A Look At Gold Prices And Quantitative Easing

 | Jul 16, 2014 05:38AM ET

Gold has been a bit reactionary over the past days bouncing around on geopolitical stress and words from the US Federal Reserve Chief. Mario Draghi just a month ago sent the metals market on a whirlwind when the central bank moved to help the eurozone recovery moving to negative interest rates. Lately global stress shifted from Iran to Ukraine and then to Iraq. With tensions between Palestine and Israel reaching war, Iraq has been pushed off the front pages of the papers. Gold peaked just a week ago close to 1350 and tumbled yesterday to below 1295 and stands flat this morning at 1297.10 after Fed Chair Janet Yellen’s testimony before the US Senate. Yellen said U.S. labor markets are far from healthy and signaled the central bank would not be in a hurry to hike interest rates. She emphasized that the U.S. economy needs to be on solid trajectory before the Fed raises rates.

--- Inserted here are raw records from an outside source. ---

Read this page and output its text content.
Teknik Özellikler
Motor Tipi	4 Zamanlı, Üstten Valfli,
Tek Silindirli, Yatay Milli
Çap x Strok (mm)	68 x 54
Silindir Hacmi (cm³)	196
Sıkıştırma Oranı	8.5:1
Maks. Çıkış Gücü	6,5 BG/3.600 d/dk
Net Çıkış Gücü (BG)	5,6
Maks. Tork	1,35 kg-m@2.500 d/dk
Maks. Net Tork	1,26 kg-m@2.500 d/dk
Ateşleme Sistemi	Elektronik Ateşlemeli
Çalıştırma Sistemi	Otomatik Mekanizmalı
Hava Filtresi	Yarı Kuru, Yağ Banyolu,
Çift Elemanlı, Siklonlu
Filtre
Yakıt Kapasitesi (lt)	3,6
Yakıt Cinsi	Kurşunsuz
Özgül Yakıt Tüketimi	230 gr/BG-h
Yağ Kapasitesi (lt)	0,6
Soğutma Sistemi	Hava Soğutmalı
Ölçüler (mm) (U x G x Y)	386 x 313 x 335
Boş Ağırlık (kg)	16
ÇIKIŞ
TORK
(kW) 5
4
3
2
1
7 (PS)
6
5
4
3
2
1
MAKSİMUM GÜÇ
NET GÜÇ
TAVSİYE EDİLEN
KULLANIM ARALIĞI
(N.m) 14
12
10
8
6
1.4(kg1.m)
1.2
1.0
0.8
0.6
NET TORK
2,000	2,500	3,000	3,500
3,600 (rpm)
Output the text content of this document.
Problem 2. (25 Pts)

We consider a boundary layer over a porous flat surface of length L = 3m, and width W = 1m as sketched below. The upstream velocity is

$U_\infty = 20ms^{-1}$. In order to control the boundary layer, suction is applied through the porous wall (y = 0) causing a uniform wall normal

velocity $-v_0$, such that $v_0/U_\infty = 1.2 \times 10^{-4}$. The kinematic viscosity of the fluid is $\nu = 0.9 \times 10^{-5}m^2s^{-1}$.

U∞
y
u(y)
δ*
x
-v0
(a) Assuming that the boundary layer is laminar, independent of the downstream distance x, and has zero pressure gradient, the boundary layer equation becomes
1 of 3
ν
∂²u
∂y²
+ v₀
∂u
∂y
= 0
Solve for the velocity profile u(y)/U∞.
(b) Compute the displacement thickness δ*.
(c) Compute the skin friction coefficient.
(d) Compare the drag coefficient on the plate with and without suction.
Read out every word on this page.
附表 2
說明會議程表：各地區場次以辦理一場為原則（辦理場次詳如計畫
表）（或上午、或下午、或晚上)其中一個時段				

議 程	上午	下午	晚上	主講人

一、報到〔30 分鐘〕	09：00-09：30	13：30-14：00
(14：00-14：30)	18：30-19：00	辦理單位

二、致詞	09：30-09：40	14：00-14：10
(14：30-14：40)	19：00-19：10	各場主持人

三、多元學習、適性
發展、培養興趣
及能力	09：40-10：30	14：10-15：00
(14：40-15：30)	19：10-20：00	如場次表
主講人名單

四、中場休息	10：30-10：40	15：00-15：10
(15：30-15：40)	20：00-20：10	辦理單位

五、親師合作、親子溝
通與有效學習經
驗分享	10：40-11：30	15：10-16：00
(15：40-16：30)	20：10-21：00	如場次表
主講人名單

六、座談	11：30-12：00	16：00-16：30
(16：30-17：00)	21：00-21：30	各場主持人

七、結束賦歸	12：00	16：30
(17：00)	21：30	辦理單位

At a recent professional conference I was chatting with my protégé, Scott Carter of Lear Capital. Scott is one of the leading gold experts in the US. He had some very strong opinions about gold and where it should and will be trading. After Goldman Sachs reaffirmed their call for gold to fall to 1280 this year, I thought I would share with my readers some of Scott’s ideas so I asked him to write them down and I will share them with you.

There are several reasons why the long-awaited reduction of QE levels has not negatively affected gold prices or gold demand. Since the Federal Reserve started its draw down of central bank stimulus on December 18th of last year, it has reduced its pace of bond-buying from $85B a month to its current level of $35B, and yet gold has made astonishing gains.

Quantitative Easing, the “save the day” monetary policy of the US Federal government started back in November of 2008 and has pumped some $4.5 trillion into the US economy. This was supposed to stimulate growth, create jobs, and kick start America’s fiscal engine. There is plenty of debate about the degree to which it has been successful. There has been less debate about “QE’s supposed correlation to gold. Long considered a boon to gold prices, most analysts believe that Federal stimulus weakens the dollar and ultimately sends investors flocking to the safety of gold. Conversely, the cessation of QE is supposed to send these same investors scrambling away.

Federal bond-buying has pulled back five times since the start of the taper, but there is no gold-taper price correlation line to be drawn.

Taper announcements on December 18th, 2013 and January 29th, March 19th, April 30th and June 18th, 2014 reveal a series of fairly modest gold dips and rises. Overall, however, gold is up 9.76% since the taper’s kickoff, climbing more than $119 an ounce in the seven months since it commenced.